Camunda 8 - flexible JSON processing

Hi there,

Our use-case requires parsing messages which can vary considerably in their associated JSON properties (e.g. might be 50 to 1000+ fields depending on the msg input).

We require that both flow conditions and rules can be based on any of these fields. However, we see that the default behaviour of Camunda is to raise an incident and pause execution whenever there is no corresponding field in the token’s variables.

Can we override this behaviour to handle nulls without raising an incident (i.e. just ignore and treat as null so is no condition match)?

Having to prepare/preset all “missing” properties as null, creates a very large overhead for processing overall and each external task call.

Thanks for your time and help

Does this help?

Thanks @jwulf

Will try defined() out and revert …

@jwulf, before I get there am encountering the following issue re JSON … I simply want to return a nested JSON (object / not string), from a job to a flow.

Believe this is possible here : Variables | Camunda Platform 8 Docs

Using SpinJsonNode.

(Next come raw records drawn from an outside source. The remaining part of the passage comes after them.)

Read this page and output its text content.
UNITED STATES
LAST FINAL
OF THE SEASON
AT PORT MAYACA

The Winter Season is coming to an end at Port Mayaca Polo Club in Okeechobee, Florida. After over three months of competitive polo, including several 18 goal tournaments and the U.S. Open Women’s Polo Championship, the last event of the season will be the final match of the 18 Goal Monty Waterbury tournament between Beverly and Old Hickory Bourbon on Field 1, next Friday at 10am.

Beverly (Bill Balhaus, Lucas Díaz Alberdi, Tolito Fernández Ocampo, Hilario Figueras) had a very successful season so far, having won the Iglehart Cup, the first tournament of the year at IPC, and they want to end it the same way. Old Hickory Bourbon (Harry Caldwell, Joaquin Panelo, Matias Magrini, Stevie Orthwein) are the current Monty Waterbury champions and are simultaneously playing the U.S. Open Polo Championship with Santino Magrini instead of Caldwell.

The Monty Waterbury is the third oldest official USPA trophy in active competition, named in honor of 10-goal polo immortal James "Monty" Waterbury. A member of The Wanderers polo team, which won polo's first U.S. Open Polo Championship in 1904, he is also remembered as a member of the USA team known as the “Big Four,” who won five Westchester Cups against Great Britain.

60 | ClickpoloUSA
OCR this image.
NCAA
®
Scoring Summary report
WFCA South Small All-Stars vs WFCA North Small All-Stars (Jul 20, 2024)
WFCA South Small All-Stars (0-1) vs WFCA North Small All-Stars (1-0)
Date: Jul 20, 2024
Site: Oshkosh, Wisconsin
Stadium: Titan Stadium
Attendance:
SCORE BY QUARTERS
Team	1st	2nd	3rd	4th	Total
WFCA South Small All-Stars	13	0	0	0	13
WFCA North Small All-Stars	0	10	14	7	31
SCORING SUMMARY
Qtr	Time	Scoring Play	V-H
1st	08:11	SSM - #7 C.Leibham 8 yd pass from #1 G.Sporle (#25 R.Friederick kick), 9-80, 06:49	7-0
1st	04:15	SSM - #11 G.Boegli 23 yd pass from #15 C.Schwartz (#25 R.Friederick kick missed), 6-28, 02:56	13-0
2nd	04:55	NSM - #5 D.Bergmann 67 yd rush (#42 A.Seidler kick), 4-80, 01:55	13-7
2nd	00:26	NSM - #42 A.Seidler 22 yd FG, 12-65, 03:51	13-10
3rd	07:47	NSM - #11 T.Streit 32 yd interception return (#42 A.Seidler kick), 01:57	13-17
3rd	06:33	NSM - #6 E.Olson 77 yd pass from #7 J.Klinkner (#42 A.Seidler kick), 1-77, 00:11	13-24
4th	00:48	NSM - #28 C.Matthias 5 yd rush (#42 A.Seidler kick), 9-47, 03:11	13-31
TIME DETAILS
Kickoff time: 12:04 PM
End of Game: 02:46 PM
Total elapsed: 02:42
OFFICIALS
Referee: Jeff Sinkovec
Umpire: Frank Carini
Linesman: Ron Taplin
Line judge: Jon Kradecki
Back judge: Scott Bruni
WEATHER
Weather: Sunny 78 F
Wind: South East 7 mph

Can convert from a json file or string to this object type, but cannot return from as JSON object per se - only as a String form.

Hence, trying to access an associated nested property in a flow, does not work in subsequent tasks.

Thanks for your time

Is this feature available in Camunda 8 or just in 7? How to return a full JSON object (with all its nested glory) to Camunda 8 Flow.

Every method am trying from SPIN and Jackson JSON are just serialising the object’s metadata back into the flow at best.

Tried the below resources without luck … pls help.

https://groups.google.com/g/camunda-bpm-users/c/IYdZmFehj5Q

Can someone pls confirm whether Camunda 8 supports Spin or not, and if not how to get as JSON object into the flow ( not string ).

According to this …

"## Use primitive variable types or JSON

Camunda 7 provides quite flexible ways to add data to your process. For example, you could add Java objects that would be serialized as byte code. Java byte code is brittle and also tied to the Java runtime environment. Another possibility is magically transforming those objects on the fly to XML using Camunda Spin. It turned out this was black magic and led to regular problems, which is why Camunda 8 does not offer this anymore."

vs

Hi @dred,

in Camunda 8 you don’t need Spin as a library anymore.

A quote from the docs you posted above:

A variable has a name and a JSON value.

Internally all variables are JSON, the data are transferred as JSON over GRPC and the Spring-Zeebe client has some magic to handle the JSON Variables as Java Objects: GitHub - camunda-community-hub/spring-zeebe: Easily use the Zeebe Java Client in your Spring or Spring Boot projects or GitHub - camunda-community-hub/spring-zeebe: Easily use the Zeebe Java Client in your Spring or Spring Boot projects or simply

String variable1 = (String)job.getVariablesAsMap().get("variable1");

Hope this helps, Ingo

Hi @Ingo_Richtsmeier

The issue wasn’t getting variables from the flow, but ensuring when returned they are available as JSON objects. Whenever I passed a JSON as a Java String, it was a String, not a JSON, evident by the quote escapes displayed in Operate and the inability to target a nested property.

It started working as expected when returned variables from the client worker to the flow as a Map<String, Object>. So this issue is fine now.